For as mind-numbingly stupid and astonishingly hypocritical as it is of adults to retroactively reverse the result of a youth playoff game due to nothing that took place during said youth playoff game, it's also quite refreshing to see a sport governed with consistency throughout all the levels it's played. Say what you want about overreacting to a hand gesture that everyone with a driver's license uses at least 2-3 times per week, but don't say that the self-important values of those supervising a baseball diamond of any size aren't persistently ass backwards from Little League Softball to Major League Baseball.

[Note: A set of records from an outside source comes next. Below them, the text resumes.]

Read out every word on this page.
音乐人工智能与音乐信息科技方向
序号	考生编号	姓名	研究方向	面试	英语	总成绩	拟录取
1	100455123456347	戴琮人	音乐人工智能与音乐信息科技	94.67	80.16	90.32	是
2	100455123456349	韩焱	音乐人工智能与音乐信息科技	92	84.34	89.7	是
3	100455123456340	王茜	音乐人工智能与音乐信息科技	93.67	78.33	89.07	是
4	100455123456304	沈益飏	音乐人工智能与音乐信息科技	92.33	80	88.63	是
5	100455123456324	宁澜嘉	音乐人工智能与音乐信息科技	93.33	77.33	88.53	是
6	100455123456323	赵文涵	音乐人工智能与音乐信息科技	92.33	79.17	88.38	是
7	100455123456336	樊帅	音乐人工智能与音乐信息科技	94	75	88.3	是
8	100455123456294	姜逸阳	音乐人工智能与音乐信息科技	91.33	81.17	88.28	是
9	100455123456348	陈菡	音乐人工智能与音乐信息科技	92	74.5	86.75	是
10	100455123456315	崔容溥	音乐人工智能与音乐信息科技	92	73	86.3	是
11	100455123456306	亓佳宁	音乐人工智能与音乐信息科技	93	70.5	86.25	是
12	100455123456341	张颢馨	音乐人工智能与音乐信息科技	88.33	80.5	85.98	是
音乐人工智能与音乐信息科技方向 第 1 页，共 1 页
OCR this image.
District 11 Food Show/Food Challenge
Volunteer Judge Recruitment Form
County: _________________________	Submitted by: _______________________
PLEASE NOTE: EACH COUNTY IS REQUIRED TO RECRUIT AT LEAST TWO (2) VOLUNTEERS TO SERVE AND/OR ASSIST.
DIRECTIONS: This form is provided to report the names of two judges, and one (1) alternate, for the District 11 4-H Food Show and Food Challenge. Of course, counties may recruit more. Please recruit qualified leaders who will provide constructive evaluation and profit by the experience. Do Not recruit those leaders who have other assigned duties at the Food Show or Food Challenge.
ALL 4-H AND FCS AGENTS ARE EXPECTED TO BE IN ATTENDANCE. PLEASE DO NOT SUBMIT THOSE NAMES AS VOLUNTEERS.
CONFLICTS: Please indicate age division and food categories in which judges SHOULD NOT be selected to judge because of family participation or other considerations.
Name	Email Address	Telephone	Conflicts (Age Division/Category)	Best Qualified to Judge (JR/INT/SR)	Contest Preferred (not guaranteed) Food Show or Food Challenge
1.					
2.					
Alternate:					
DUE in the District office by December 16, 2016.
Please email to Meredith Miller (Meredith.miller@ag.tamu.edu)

When I think of out-of-whack priorities I think of the sport whose record books were rewritten by steroid users that could hit 70 home runs without suspicion, but couldn't show any emotion after those home runs without having a fastball thrown at their jugular. That's why it's good to see the Junior League place the losing, undeserving team that stole signs in it's World Series ahead of girls that won fair, but whose harmlessly explicit celebration was far from square. What better way to send the message that it's okay to cheat as long as you don't hurt your opponent's delicate wittle feelings in the process? This misguided decision would reek of sanctimonious bullshit in any other form of athletic competition, but somehow it seems like a fitting form of discipline for a sport that historically takes itself far too seriously.
In all seriousness, it's absolutely befuddling that someone could be hired to supervise today's youth while having such an obvious disconnect with today's youth. Giving the finger on SnapChat is probably the least punishable thing those girls have done (on or off social media) in 2017. I know this might be a tough concept for Kevin Fountain to understand, but the 12-15 year olds of today need to be treated like the 17-19 year olds of yesteryear. He's genuinely lucky they still participate in youth sports, because it means they somehow shook off the allure of recreational drugs and sexual experimentation. If the worst thing my hypothetical daughter has done halfway through high school is whoop some hometown ass before rubbing her opponent's noses in shit by throwing up some "fuck y'all" fingers on the internet then I'd buy her whole squad booze and tell them to hit the basement while I started my campaign for 'Father Of The Year'. So maybe - just maybe - it might be time to lower that inexplicably "high standard" for pubescent, teenage athletes Kev, because there's some more satisfying bases to round if they end up quitting softball because they got fucked out of their chance to win a championship.